Monday, March 19, 2012

Tournament of Books Moves to Second Round

By Paul Gagne, Guest Blogger

ToB Official Bracket
The Tournament of Books is kicking off its second round this week, and the literary scrapping is starting to heat up. As I mentioned in my prior ToB post, this event brings March Madness to literature, matching up contemporary works of fiction in head-to-head competition, bracketology-style.

I’ve been participating in the ToB for 4 years now, and each time I am struck anew at just how much the judges make the tournament. As there are no set rules for choosing winners in each literary matchup, it’s up to each judge to choose her own criteria in determining which book moves forward. Most of the time, this is satisfying. Other times, it's incredibly frustrating.

Let’s look at a couple of the matches that have been decided already, and then I’ll give my pick for Monday’s final first-round match, with my rationale.

From the judgments that have been made thus far, what I find most interesting is that both Bethanne Kelly Patrick, the editor of my new favorite website, Bookriot.com, and author Haven Kimmel, seem to have chosen their winners based on a belief in the future of literature and the output of their respective chosen winners.

The Tiger’s Wife vs. The Stranger’s Child (Judge - Bethanne Kelly Patrick)

This matchup is one in which I read both titles prior to the Tournament. The judge selected Tiger's Wife as the winner, and I would have made the same decision, but for different reasons. I wanted to love Hollinghurst's Stranger's Child, as I have been passionate about several other titles by him over the years, but it was a letdown, and I knew it would be by about three-quarters of the way through. I also had high expectations for The Tiger’s Wife, and for the most part, those were met.

Especially effective for me were the linking of family and national myth-creation to the story of grandfather and granddaughter in war-torn Serbia. And while I enjoyed the Obreht more than the Hollinghurst, I felt no lasting emotional connection to either, although Obreht had me momentarily near the end, when the grandfather eats dinner in a hotel where he had honeymooned years earlier. The scene is perfect, quiet and powerful, as the grandfather dines with the deathless man as a military siege nears the hotel.

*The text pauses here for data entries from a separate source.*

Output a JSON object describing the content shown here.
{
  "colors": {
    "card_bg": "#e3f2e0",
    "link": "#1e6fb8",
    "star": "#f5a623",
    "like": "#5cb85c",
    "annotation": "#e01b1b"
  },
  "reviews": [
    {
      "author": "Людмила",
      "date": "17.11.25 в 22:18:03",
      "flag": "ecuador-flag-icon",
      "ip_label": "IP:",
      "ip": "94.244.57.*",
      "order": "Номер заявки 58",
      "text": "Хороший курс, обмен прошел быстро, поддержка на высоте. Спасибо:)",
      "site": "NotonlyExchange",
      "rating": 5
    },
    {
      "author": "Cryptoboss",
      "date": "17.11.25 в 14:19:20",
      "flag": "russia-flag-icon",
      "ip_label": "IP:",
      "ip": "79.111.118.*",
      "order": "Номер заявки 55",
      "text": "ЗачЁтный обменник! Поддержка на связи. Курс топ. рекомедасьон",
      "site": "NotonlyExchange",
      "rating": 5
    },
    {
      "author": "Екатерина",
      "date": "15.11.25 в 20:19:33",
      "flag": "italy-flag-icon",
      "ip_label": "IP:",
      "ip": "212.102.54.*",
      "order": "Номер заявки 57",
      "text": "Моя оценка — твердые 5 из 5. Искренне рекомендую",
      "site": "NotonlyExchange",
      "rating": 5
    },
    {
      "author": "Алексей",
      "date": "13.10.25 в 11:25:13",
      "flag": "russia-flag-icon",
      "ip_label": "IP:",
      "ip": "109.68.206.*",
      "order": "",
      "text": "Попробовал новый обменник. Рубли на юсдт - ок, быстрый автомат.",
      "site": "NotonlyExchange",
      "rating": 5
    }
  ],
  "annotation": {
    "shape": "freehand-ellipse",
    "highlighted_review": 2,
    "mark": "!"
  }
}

Swamplandia! vs. The Cat’s Table (Judge - Haven Kimmel)

While Haven Kimmel ultimately voted for Swamplandia!, the book that “got under [her] skin,” she also says that fact “irritated” her. In the end, her battle, between upstart Karen Russell’s Swamplandia!, and Michael Ondaatje’s The Cat’s Table, comes down to the fact that she decided to be “on the side of the young writer!” And, by her reasoning, “Ondaatje will scrape by without this one victory.” Well, I had read some pretty critical things of Swamplandia!, and in portioning out my reading time with regard to the books in the Tournament, decided to pass on it. I did read The Cat’s Table in preparation for the Tournament, and it is far from the best of Ondaatje – it’s not emotionally, linguistically, nor stylistically forceful as so many of his other books are. Still, it’s Ondaatje. I simply can’t imagine picking something called Swamplandia! over Ondaatje, but Haven Kimmel’s the real judge here, and we’re playing by her rules.

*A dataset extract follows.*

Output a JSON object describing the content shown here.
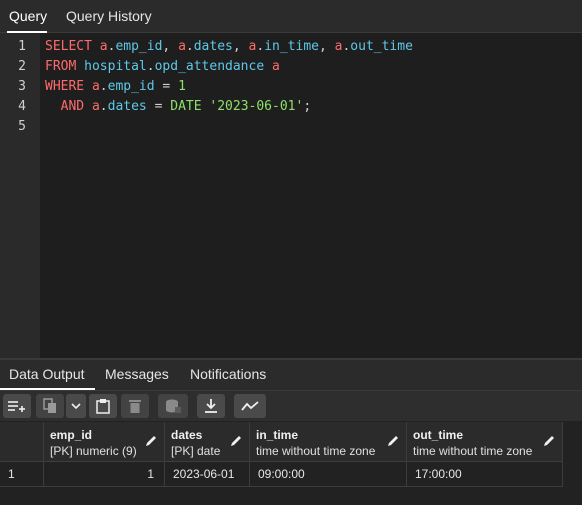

Monday's Final First Round Match - The Art of Fielding vs. Open City

For the only contest remaining in the first round, I have read both titles, Chad Harbach’s The Art of Fielding vs. Teju Cole’s Open City. I genuinely liked both books. The Art of Fielding is tailor-made for me – baseball subject, gorgeous college setting, gay angle. It’s a big novel that introduces many points of view, but doesn’t feel sprawling, exactly (although it does seem 100 pages too long). Despite the gay subplot and periodic references to technology like the iPhone, this novel smells old. Traditional and old-fashioned, like walking into a used bookstore, or maybe going to the Baseball Hall of Fame – I would almost assume that the Westish Harpooners of the novel wore wool uniforms. Unlike Melville’s oft-name-checked Moby-Dick, The Art of Fielding doesn’t go far enough afield even with its shortstop phenom Henry Skrimshander unable to make a throw to first. He simply never becomes strong enough to anchor this type of novel. Perhaps it should have sprawled more.

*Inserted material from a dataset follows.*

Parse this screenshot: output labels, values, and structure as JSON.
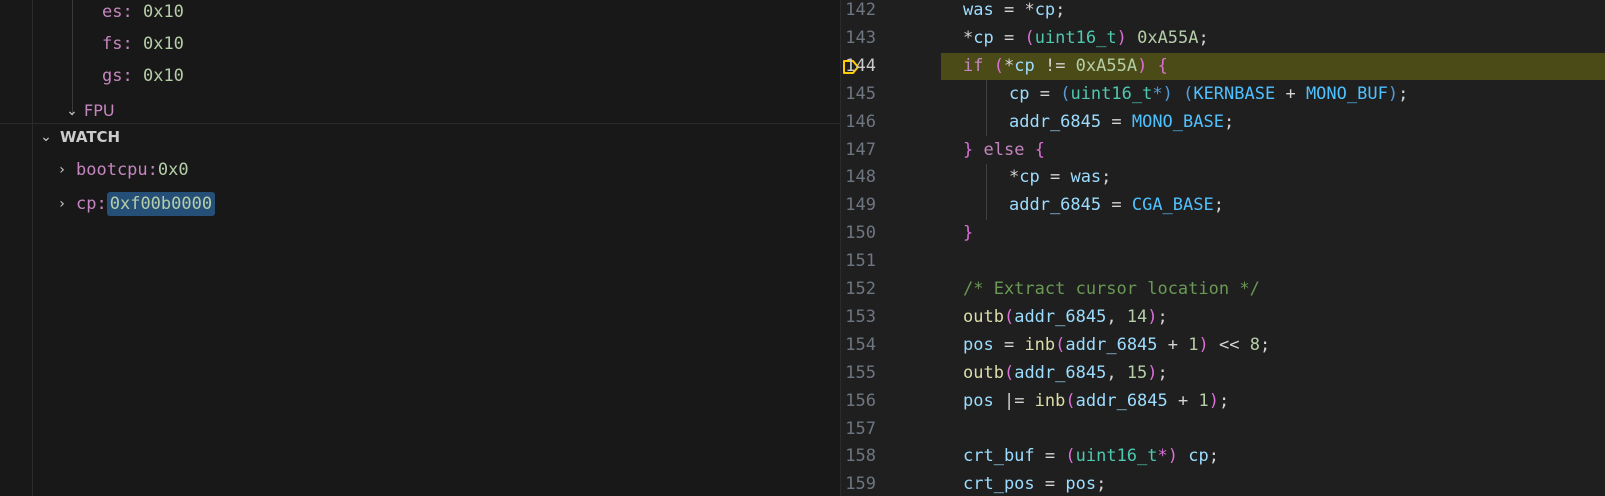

Open City is a book in which astonishingly little happens. The main character, Julius, is a Nigerian living in New York, who has a great deal of time to walk the city, despite being a psychiatric resident. Julius muses on global warming, recalls his past as a child in Nigeria, his parents’ deaths, military school, and a friend whose sister he meets again in New York. Open City puts you in Julius’s head for the entirety of the novel. It is philosophical, literate, worldly, and gives an interestingly detailed view of New York City in the 21st century. In what may pass for plot near the end of the book, we learn something about Julius’ past that throws us for a loop. Initially, I thought this was a false step, and with barely a further mention in the 20 pages left in the book, I was very unsure of how to feel about the whole work. In retrospect, while I think the treatment of this revelation is questionable, it does help to round out the character of Julius, making him even more fully formed than he had already seemed.

I call this contest for Open City. We’ll see how I do on Monday at the Tournament of Books, and I’ll be updating you again soon.